Gilles Bonnefond, président de l’Union des syndicats des pharmaciens d’officine (USPO), est lui aussi sur la même longueur d’onde. « Ces dernières années, la profession s’est engagée dans des réformes ambitieuses : transfert d’une partie de la marge vers les honoraires, déploiement des entretiens pharmaceutiques, de la vaccination, des bilans de médication partagés, de la téléconsultation, etc. » Pour lui, c’est cette stratégie visant à enrichir l’acte pharmaceutique qui garantira la pérennité du circuit officinal. « Si nous étions restés de simples distributeurs de boîtes, alors, nous serions en grand danger face aux géants de la logistique et du commerce. En faisant le choix de nous recentrer sur ce qui fait l’essence de notre métier, la relation personnelle avec le patient, notre capacité à l’accompagner tout au long du parcours de soins et en travaillant en interprofessionnalité au sein des communautés professionnelles territoriales de santé (CPTS), nous construisons un service à valeur ajoutée et personnalisé que les Gafa pourront difficilement automatiser. »

Révolution

Mais pour Philippe Besset, la profession devra évoluer pour intégrer les nouvelles technologies. « Nous devrons nous améliorer sur la partie logistique.

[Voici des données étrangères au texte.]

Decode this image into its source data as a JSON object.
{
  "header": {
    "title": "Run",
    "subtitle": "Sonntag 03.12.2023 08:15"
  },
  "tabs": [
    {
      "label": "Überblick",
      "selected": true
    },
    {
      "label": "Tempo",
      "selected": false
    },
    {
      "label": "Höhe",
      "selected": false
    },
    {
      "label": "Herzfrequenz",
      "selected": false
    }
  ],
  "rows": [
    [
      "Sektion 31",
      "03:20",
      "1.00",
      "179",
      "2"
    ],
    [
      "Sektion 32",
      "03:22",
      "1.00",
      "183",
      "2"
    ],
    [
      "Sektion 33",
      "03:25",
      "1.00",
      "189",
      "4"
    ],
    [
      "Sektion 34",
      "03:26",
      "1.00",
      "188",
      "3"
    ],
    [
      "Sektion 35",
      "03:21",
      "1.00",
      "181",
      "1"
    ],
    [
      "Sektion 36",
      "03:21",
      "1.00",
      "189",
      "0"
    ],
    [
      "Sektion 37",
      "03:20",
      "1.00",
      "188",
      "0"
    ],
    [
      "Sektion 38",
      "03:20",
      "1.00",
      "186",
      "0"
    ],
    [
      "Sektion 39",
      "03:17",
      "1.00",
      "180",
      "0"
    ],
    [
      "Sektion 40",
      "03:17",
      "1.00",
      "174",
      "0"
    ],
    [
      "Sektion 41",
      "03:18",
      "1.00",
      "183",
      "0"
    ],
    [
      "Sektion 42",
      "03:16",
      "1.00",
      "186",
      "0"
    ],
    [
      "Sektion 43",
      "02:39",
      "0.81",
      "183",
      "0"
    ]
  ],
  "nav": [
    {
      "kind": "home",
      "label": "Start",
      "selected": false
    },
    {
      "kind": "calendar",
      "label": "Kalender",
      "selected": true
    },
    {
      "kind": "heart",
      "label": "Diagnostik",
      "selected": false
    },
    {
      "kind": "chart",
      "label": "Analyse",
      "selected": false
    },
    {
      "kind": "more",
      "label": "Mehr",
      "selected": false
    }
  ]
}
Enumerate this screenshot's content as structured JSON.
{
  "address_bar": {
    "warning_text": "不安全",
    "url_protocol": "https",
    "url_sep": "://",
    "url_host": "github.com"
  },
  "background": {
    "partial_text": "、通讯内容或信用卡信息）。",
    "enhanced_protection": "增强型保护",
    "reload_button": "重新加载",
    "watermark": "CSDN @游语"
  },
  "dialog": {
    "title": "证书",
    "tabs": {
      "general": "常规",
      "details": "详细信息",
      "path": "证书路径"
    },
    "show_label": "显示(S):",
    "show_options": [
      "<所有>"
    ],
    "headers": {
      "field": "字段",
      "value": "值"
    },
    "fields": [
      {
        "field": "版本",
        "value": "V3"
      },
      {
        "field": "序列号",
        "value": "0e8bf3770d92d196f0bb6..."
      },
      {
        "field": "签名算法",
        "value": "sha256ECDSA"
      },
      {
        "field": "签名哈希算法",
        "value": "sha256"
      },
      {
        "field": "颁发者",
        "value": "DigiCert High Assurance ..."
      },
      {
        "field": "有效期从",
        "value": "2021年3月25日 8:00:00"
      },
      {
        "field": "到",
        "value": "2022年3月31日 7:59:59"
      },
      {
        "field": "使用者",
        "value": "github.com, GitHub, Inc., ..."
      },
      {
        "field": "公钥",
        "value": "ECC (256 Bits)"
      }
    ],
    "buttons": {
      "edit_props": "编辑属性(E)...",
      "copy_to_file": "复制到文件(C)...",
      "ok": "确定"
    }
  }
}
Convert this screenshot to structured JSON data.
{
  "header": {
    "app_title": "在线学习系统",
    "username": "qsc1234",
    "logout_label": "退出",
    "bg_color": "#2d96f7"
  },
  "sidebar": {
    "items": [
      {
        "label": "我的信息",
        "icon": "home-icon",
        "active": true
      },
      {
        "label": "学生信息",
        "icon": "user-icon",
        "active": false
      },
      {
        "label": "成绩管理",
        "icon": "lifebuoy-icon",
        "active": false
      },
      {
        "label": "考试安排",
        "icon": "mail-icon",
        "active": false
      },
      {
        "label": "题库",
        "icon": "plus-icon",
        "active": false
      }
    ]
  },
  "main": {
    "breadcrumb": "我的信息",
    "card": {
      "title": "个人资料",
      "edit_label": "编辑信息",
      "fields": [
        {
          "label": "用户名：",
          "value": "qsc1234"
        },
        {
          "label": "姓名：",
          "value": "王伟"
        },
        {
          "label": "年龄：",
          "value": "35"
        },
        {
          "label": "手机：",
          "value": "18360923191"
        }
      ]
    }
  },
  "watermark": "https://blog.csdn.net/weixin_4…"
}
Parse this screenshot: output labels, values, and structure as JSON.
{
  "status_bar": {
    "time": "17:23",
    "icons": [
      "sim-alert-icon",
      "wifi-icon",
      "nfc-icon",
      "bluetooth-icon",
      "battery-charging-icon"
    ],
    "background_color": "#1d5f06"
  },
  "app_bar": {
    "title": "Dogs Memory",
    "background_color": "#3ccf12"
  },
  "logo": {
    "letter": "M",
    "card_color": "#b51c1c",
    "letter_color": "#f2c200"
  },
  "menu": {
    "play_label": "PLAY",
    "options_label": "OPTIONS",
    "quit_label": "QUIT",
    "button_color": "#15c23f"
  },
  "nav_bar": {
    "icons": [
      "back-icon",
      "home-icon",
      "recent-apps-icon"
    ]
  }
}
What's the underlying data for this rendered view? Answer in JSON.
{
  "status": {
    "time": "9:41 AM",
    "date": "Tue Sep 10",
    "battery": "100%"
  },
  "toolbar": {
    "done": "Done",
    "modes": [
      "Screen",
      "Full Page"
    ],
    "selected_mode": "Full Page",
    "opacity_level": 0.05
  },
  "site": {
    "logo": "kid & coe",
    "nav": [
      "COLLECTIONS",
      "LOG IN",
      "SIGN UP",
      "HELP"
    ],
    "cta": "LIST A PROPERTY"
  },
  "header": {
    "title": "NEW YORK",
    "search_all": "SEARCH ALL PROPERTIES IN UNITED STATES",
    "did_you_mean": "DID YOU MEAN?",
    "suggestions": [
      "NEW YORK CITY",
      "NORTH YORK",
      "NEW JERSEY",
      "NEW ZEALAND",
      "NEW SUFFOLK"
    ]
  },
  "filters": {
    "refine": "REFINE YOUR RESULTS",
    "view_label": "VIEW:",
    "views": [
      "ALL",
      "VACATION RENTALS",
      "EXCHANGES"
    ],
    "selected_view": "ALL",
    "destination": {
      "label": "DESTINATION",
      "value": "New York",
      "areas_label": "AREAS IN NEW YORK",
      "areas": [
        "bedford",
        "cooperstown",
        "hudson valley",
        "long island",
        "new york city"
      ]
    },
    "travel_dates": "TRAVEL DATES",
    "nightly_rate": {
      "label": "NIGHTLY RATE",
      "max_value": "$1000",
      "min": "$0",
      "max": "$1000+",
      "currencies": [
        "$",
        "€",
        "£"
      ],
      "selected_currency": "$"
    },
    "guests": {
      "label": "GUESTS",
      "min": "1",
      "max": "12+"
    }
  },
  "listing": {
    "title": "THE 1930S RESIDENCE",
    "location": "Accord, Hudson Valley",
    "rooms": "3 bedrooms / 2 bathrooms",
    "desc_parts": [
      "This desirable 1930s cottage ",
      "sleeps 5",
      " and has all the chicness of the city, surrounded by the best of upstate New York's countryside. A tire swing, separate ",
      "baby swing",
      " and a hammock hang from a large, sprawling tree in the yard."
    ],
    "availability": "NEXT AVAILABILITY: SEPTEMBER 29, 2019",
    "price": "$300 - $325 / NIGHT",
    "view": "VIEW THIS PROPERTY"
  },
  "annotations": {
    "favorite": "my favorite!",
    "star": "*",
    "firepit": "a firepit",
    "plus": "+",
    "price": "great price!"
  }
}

Or les algorithmes que sont en train de développer des acteurs comme Google ou Microsoft sont effectivement susceptibles de révolutionner la distribution du médicament sur la partie BtoB [ “business to business” , ou du fabricant vers le pharmacien] . Ils pourraient nous permettre de pallier les ruptures de stocks, d’obtenir de meilleures conditions commerciales dans nos négociations avec les laboratoires ou de mettre à la disposition de nos patients des interfaces qui leur indiqueraient les produits en stock et l’offre de services proposés dans chaque pharmacie. » « Et si demain, des algorithmes nourris à l’intelligence artificielle proposés par les Gafa ou autres nous permettent d’accélérer et de sécuriser la dispensation, tant mieux, car ce temps économisé nous permettra de nous consacrer davantage aux nouvelles missions et à la relation avec nos patients », conclut Carine Wolf-Thal.



FAUT-IL VENDRE SUR AMAZON ?

La présence d’Amazon au dernier salon PharmagoraPlus avait fait grincer des dents. L’objectif de la firme de Jeff Bezos était clairement affiché : il s’agissait d’inciter les pharmaciens d’officine à vendre des produits de parapharmacie via sa place de marché. Pour rappel, Amazon propose aux pharmaciens de vendre sur ses sites français, allemand, anglais, espagnol et italien, moyennant un abonnement de 39 € par mois, la plateforme prélevant en sus une commission moyenne de 15 %.
Lorsqu’on lui demande s’il faut vendre sur Amazon, Laurent Filoche, le président de l’UDGPO, répond sans ambages : « Non, car c’est aller se jeter dans la gueule du loup. Dès qu’Amazon repère un business lucratif, il l’accapare et cherche à éliminer celui qui lui a apporté le gâteau sur un plateau. » Associé conseil innovation chez Deloitte, Julien Maldonato se montre plus nuancé. « Si Amazon fait le choix d’investir le marché de la distribution de médicaments sur Internet en collaboration et pas en compétition avec les officines, il sera difficile pour les officines et leurs groupements de rivaliser seuls. Les pharmaciens devront alors accepter qu’une partie des interactions avec les patients se déroule en ligne via des plateformes comme Amazon ou Facebook. »



À RETENIR

•  Leclerc a été condamné en décembre pour publicité mensongère, concurrence déloyale et tromperie du consommateur.

•  Cet ennemi historique des pharmaciens n’est pas le seul acteur à lorgner les médicaments et, plus généralement, le domaine de la santé. Les Gafa, Amazon en tête, placent progressivement leurs pions, et pas seulement aux Etats-Unis.

•  Les pharmaciens doivent se préparer à s’adapter à ces nouveaux acteurs, qui pourraient cependant se positionner comme des alliés, et non comme des ennemis.